Judge orders unsealing of divorce case involving Georgia special prosecutor accused of affair
MARIETTA, Ga. — A judge on Monday ordered court documents made public in the divorce involving a special prosecutor hired in the election case against Donald Trump and others and accused of having an affair with Fulton County District Attorney Fani Willis.
The judge said the documents should be released in the divorce case involving Nathan Wade, who an attorney claims had an inappropriate relationship with Willis. The judge postponed a final decision on whether Willis will face a hearing in the divorce case, but postponed her deposition, which was scheduled for Tuesday.
Willis has defended her hiring of Wade, who has little prosecutorial experience, and has not directly denied a romantic relationship.
Willis was served the subpoena to depose in the divorce case on the day that attorney Ashleigh Merchant, who represents former Trump campaign aide and former White House aide Michael Roman, filed a motion alleging the inappropriate relationship between Willis and Wade claimed.
Willis has accused Wade’s estranged wife of trying to hinder her lawsuit against Trump and others over criminal election interference by questioning her in the couple’s divorce proceedings.
In a response filed Friday, an attorney for Joycelyn Wade wrote that Nathan Wade has taken trips to San Francisco and Napa Valley, Florida, Belize, Panama and Australia and Caribbean cruises since the divorce filing and that Willis “was an intended travel partner. for at least some of these trips, as evidenced by the flights he purchased for her to accompany him.
The filing includes credit card statements showing that Nathan Wade — after being hired as special prosecutor — bought plane tickets for him and Willis to travel to Miami in October 2022 and bought tickets to San Francisco in their names in April.

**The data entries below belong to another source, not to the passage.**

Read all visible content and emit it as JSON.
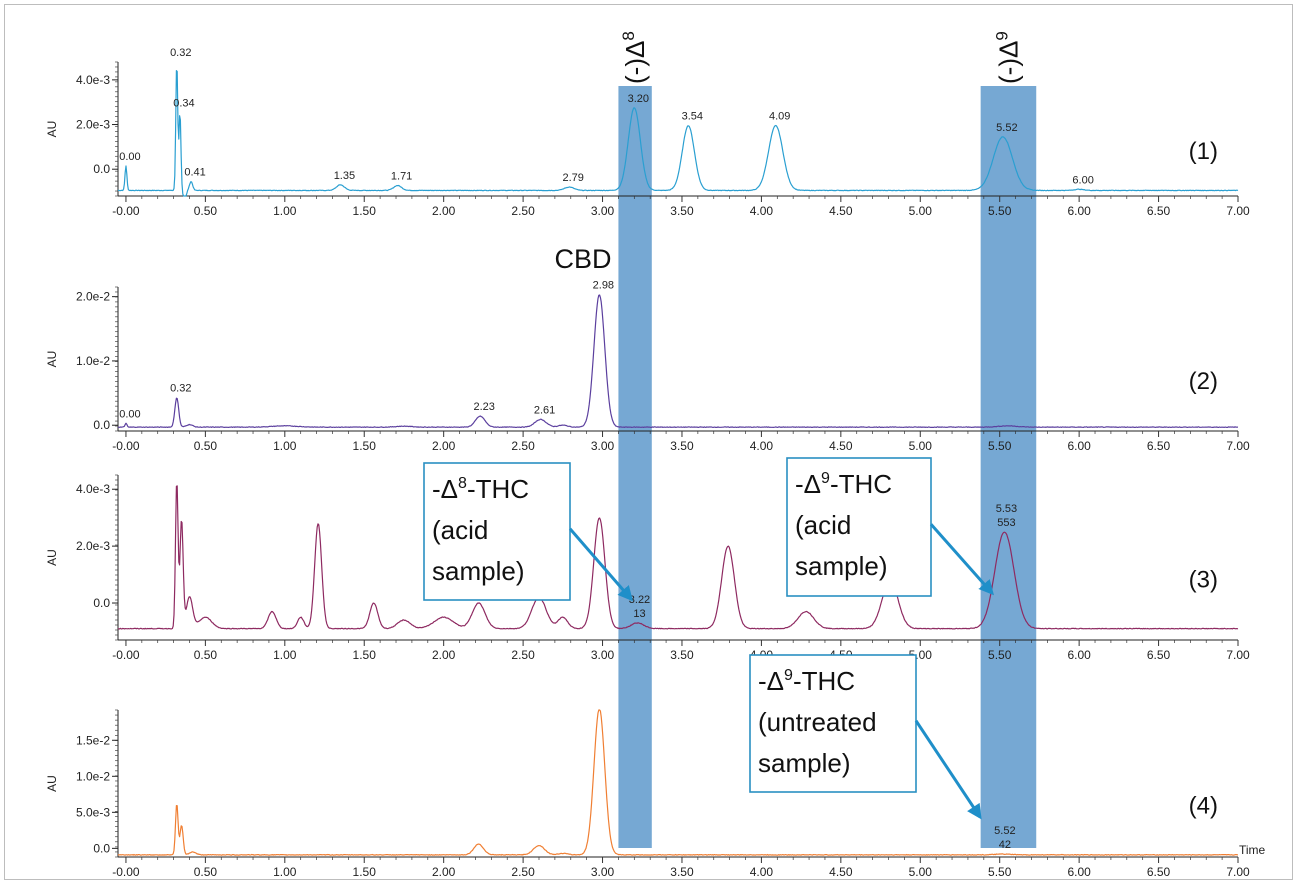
{
  "chart_data": {
    "type": "line",
    "x_axis": {
      "label": "Time",
      "range": [
        -0.05,
        7.0
      ],
      "ticks": [
        "-0.00",
        "0.50",
        "1.00",
        "1.50",
        "2.00",
        "2.50",
        "3.00",
        "3.50",
        "4.00",
        "4.50",
        "5.00",
        "5.50",
        "6.00",
        "6.50",
        "7.00"
      ]
    },
    "highlight_bands": [
      {
        "label": "(-)Δ8",
        "superscript": "8",
        "x_range": [
          3.1,
          3.31
        ]
      },
      {
        "label": "(-)Δ9",
        "superscript": "9",
        "x_range": [
          5.38,
          5.73
        ]
      }
    ],
    "panels": [
      {
        "id": "1",
        "tag": "(1)",
        "ylabel": "AU",
        "color": "#2a9fd1",
        "ylim": [
          -0.0012,
          0.0048
        ],
        "yticks": [
          {
            "v": 0.0,
            "t": "0.0"
          },
          {
            "v": 0.002,
            "t": "2.0e-3"
          },
          {
            "v": 0.004,
            "t": "4.0e-3"
          }
        ],
        "baseline": -0.00095,
        "peaks": [
          {
            "x": 0.0,
            "h": 0.0011,
            "w": 0.006,
            "label": "0.00"
          },
          {
            "x": 0.32,
            "h": 0.0058,
            "w": 0.006,
            "label": "0.32"
          },
          {
            "x": 0.34,
            "h": 0.0035,
            "w": 0.006,
            "label": "0.34"
          },
          {
            "x": 0.37,
            "h": -0.0006,
            "w": 0.008
          },
          {
            "x": 0.41,
            "h": 0.0004,
            "w": 0.01,
            "label": "0.41"
          },
          {
            "x": 1.35,
            "h": 0.00025,
            "w": 0.025,
            "label": "1.35"
          },
          {
            "x": 1.71,
            "h": 0.00022,
            "w": 0.025,
            "label": "1.71"
          },
          {
            "x": 2.79,
            "h": 0.00015,
            "w": 0.03,
            "label": "2.79"
          },
          {
            "x": 3.2,
            "h": 0.0037,
            "w": 0.038,
            "label": "3.20"
          },
          {
            "x": 3.54,
            "h": 0.0029,
            "w": 0.038,
            "label": "3.54"
          },
          {
            "x": 4.09,
            "h": 0.0029,
            "w": 0.045,
            "label": "4.09"
          },
          {
            "x": 5.52,
            "h": 0.0024,
            "w": 0.06,
            "label": "5.52"
          },
          {
            "x": 6.0,
            "h": 5e-05,
            "w": 0.03,
            "label": "6.00"
          }
        ]
      },
      {
        "id": "2",
        "tag": "(2)",
        "ylabel": "AU",
        "color": "#5b3f9e",
        "ylim": [
          -0.0009,
          0.0215
        ],
        "yticks": [
          {
            "v": 0.0,
            "t": "0.0"
          },
          {
            "v": 0.01,
            "t": "1.0e-2"
          },
          {
            "v": 0.02,
            "t": "2.0e-2"
          }
        ],
        "baseline": -0.0003,
        "peaks": [
          {
            "x": 0.0,
            "h": 0.0006,
            "w": 0.006,
            "label": "0.00"
          },
          {
            "x": 0.32,
            "h": 0.0046,
            "w": 0.012,
            "label": "0.32"
          },
          {
            "x": 0.4,
            "h": 0.0004,
            "w": 0.02
          },
          {
            "x": 1.0,
            "h": 0.0002,
            "w": 0.08
          },
          {
            "x": 1.75,
            "h": 0.00015,
            "w": 0.05
          },
          {
            "x": 2.23,
            "h": 0.0017,
            "w": 0.03,
            "label": "2.23"
          },
          {
            "x": 2.61,
            "h": 0.0012,
            "w": 0.035,
            "label": "2.61"
          },
          {
            "x": 2.75,
            "h": 0.0003,
            "w": 0.03
          },
          {
            "x": 2.98,
            "h": 0.0206,
            "w": 0.034,
            "label": "2.98"
          },
          {
            "x": 5.55,
            "h": 0.0002,
            "w": 0.06
          }
        ]
      },
      {
        "id": "3",
        "tag": "(3)",
        "ylabel": "AU",
        "color": "#8e2a61",
        "ylim": [
          -0.0013,
          0.0045
        ],
        "yticks": [
          {
            "v": 0.0,
            "t": "0.0"
          },
          {
            "v": 0.002,
            "t": "2.0e-3"
          },
          {
            "v": 0.004,
            "t": "4.0e-3"
          }
        ],
        "baseline": -0.0009,
        "peaks": [
          {
            "x": 0.32,
            "h": 0.0052,
            "w": 0.008
          },
          {
            "x": 0.35,
            "h": 0.0038,
            "w": 0.01
          },
          {
            "x": 0.4,
            "h": 0.0011,
            "w": 0.02
          },
          {
            "x": 0.5,
            "h": 0.0004,
            "w": 0.04
          },
          {
            "x": 0.92,
            "h": 0.0006,
            "w": 0.025
          },
          {
            "x": 1.1,
            "h": 0.0004,
            "w": 0.02
          },
          {
            "x": 1.21,
            "h": 0.0037,
            "w": 0.022
          },
          {
            "x": 1.56,
            "h": 0.0009,
            "w": 0.025
          },
          {
            "x": 1.75,
            "h": 0.0003,
            "w": 0.04
          },
          {
            "x": 2.0,
            "h": 0.0004,
            "w": 0.06
          },
          {
            "x": 2.22,
            "h": 0.0009,
            "w": 0.04
          },
          {
            "x": 2.6,
            "h": 0.0011,
            "w": 0.045
          },
          {
            "x": 2.75,
            "h": 0.0004,
            "w": 0.03
          },
          {
            "x": 2.98,
            "h": 0.0039,
            "w": 0.035
          },
          {
            "x": 3.22,
            "h": 0.0002,
            "w": 0.04,
            "label": "3.22",
            "label2": "13"
          },
          {
            "x": 3.79,
            "h": 0.0029,
            "w": 0.04
          },
          {
            "x": 4.28,
            "h": 0.0006,
            "w": 0.05
          },
          {
            "x": 4.81,
            "h": 0.0017,
            "w": 0.05
          },
          {
            "x": 5.53,
            "h": 0.0034,
            "w": 0.06,
            "label": "5.53",
            "label2": "553"
          }
        ]
      },
      {
        "id": "4",
        "tag": "(4)",
        "ylabel": "AU",
        "color": "#f07f33",
        "ylim": [
          -0.0012,
          0.0192
        ],
        "yticks": [
          {
            "v": 0.0,
            "t": "0.0"
          },
          {
            "v": 0.005,
            "t": "5.0e-3"
          },
          {
            "v": 0.01,
            "t": "1.0e-2"
          },
          {
            "v": 0.015,
            "t": "1.5e-2"
          }
        ],
        "baseline": -0.0009,
        "peaks": [
          {
            "x": 0.32,
            "h": 0.0071,
            "w": 0.008
          },
          {
            "x": 0.35,
            "h": 0.0041,
            "w": 0.01
          },
          {
            "x": 0.42,
            "h": 0.0004,
            "w": 0.02
          },
          {
            "x": 2.22,
            "h": 0.0015,
            "w": 0.03
          },
          {
            "x": 2.6,
            "h": 0.0013,
            "w": 0.035
          },
          {
            "x": 2.75,
            "h": 0.0002,
            "w": 0.03
          },
          {
            "x": 2.98,
            "h": 0.0203,
            "w": 0.034
          },
          {
            "x": 5.52,
            "h": 0.0001,
            "w": 0.05,
            "label": "5.52",
            "label2": "42"
          }
        ]
      }
    ],
    "annotations": [
      {
        "id": "cbd",
        "text": "CBD"
      },
      {
        "id": "a3-d8",
        "line1_prefix": "-Δ",
        "line1_sup": "8",
        "line1_suffix": "-THC",
        "line2": "(acid",
        "line3": "sample)"
      },
      {
        "id": "a3-d9",
        "line1_prefix": "-Δ",
        "line1_sup": "9",
        "line1_suffix": "-THC",
        "line2": "(acid",
        "line3": "sample)"
      },
      {
        "id": "a4-d9",
        "line1_prefix": "-Δ",
        "line1_sup": "9",
        "line1_suffix": "-THC",
        "line2": "(untreated",
        "line3": "sample)"
      }
    ],
    "colors": {
      "band": "#4f8fc6",
      "callout_border": "#2a8fc2",
      "arrow": "#1f8fc9"
    }
  }
}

Joycelyn Wade’s filing says she wants to question Willis about “her romantic affair” with Nathan Wade, saying there appears to be “no reasonable explanation for their travels other than a romantic relationship.”
Trump and 18 allies were indicted in Georgia over their efforts to overturn his 2020 election loss in the state, with prosecutors using a statute normally associated with mobsters to accuse the former president, lawyers and other aides of a “criminal company’ to keep him inside. current.